Stacks are very useful when we want to keep a list of items in the order that they were put on the list, while ensuring that we cannot manipulate the list from the bottom or the middle.

[Slide 6]

Queues are similar to stacks except we always put data onto the list at one end and take data off of the list at the other end. In this way, a queue is much more like standing in line to get tickets at a box office. Instead of being last in, first out, a queue is first in, first out – or FIFO. You can also think of FIFO as being first come, first served.

The name of the insertion and removal operations for a queue are easy to remember – enqueue and dequeue. The enqueue operation put data onto the queue at the beginning of the list, while the dequeue operation takes data off the list at the end.

The choice between using a stack or a queue really comes down to how you intend to use your data structure. If you want first in, first out , you use a queue.
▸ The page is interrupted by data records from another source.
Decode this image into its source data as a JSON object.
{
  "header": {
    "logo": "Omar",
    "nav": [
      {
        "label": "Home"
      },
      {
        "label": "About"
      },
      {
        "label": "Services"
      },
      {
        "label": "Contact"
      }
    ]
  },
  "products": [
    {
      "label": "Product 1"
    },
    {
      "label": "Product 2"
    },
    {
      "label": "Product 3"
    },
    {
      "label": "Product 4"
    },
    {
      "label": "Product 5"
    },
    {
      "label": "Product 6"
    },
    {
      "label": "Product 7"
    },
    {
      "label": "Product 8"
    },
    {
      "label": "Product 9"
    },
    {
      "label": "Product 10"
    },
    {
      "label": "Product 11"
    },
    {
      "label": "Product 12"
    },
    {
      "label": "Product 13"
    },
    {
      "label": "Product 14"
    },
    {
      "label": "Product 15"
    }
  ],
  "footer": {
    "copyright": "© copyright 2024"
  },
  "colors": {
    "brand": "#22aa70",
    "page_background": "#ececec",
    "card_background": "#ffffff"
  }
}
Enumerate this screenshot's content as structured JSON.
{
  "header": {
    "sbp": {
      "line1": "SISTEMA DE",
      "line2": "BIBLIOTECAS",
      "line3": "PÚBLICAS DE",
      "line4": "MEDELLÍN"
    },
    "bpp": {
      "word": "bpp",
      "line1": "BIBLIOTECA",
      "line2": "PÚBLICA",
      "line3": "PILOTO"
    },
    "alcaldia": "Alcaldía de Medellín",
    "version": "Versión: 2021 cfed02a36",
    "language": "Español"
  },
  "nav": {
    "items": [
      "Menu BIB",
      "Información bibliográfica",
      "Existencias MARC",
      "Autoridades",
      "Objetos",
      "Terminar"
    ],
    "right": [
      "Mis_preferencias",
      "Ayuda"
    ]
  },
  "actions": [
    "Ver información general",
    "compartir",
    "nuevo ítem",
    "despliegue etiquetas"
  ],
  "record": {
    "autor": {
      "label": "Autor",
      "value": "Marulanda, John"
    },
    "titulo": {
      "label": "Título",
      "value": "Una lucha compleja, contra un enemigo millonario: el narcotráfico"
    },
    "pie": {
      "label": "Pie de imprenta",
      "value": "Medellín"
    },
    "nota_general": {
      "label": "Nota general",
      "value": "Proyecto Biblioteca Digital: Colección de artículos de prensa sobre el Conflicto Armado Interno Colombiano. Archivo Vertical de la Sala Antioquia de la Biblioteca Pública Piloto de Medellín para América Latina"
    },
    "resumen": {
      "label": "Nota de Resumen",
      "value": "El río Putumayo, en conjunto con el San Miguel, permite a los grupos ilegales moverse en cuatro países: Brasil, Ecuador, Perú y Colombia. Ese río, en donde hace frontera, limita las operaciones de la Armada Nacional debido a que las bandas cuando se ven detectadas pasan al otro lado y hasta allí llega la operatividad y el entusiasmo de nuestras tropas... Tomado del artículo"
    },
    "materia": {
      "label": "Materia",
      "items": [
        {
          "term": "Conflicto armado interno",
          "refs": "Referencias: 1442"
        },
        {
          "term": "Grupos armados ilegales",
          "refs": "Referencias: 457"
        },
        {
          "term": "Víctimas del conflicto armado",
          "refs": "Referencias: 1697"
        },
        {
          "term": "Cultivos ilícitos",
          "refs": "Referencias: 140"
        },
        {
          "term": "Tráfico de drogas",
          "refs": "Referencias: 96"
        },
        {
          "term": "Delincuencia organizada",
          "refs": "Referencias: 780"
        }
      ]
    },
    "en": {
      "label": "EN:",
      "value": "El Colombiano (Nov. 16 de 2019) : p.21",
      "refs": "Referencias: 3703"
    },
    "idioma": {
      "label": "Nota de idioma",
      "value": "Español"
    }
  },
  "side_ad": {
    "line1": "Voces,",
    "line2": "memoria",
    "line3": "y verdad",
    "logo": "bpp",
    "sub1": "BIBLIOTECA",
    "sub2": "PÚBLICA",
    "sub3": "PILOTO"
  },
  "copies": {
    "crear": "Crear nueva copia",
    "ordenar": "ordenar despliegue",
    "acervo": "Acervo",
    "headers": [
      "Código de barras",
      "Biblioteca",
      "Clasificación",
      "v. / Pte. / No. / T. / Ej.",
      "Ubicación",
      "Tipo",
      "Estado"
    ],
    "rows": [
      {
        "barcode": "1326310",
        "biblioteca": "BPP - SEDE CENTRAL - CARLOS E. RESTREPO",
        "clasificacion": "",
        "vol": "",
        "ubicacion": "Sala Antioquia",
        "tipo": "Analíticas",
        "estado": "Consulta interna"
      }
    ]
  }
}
If you need last in, first out, you use a stack.

[Slide 7]

Sets are a linear data structure that is very similar to a list, with a couple of differences. First, a set cannot contain duplicate items. Each item must be unique. Second, a set is generally unordered, that is we do not need to keep track of the order in the data structure.

Sets are based on the mathematical concept of sets and we therefore use many of the same basic math operators. Besides a simple insert and remove for the set items, we can also perform set union, intersection, difference, and subset.

[Slide 8]

Set union is simply the combining of all the elements in two sets into a new larger set. The only tricky part to this operation is ensuring that there are no duplicates in the union of the sets.

[Slide 9]

The intersection creates a new set from only those items found in both sets.

[Slide 10]

The set difference operation removes all the elements of one set from a second set.

[Slide 11]

Finally, the subset operation determines of all the items in one set are in the other set. As we see in our example the subset operation would return false for these two sets.

Sets are useful if we want to make sure we do not have duplicate items in our data structure. It is also useful if we need to use some of the set specific operations we’ve discussed here.

[Slide 12]

We have looked at four different linear data structures, each with their own specific strengths. The key to finding and using the best data structure for your application is knowing how you will be using the data. While lists are very general, we can use them to build more specific types of data structures that enforce certain characteristics that allow us to optimize the insertion, storage and retrieval of the data.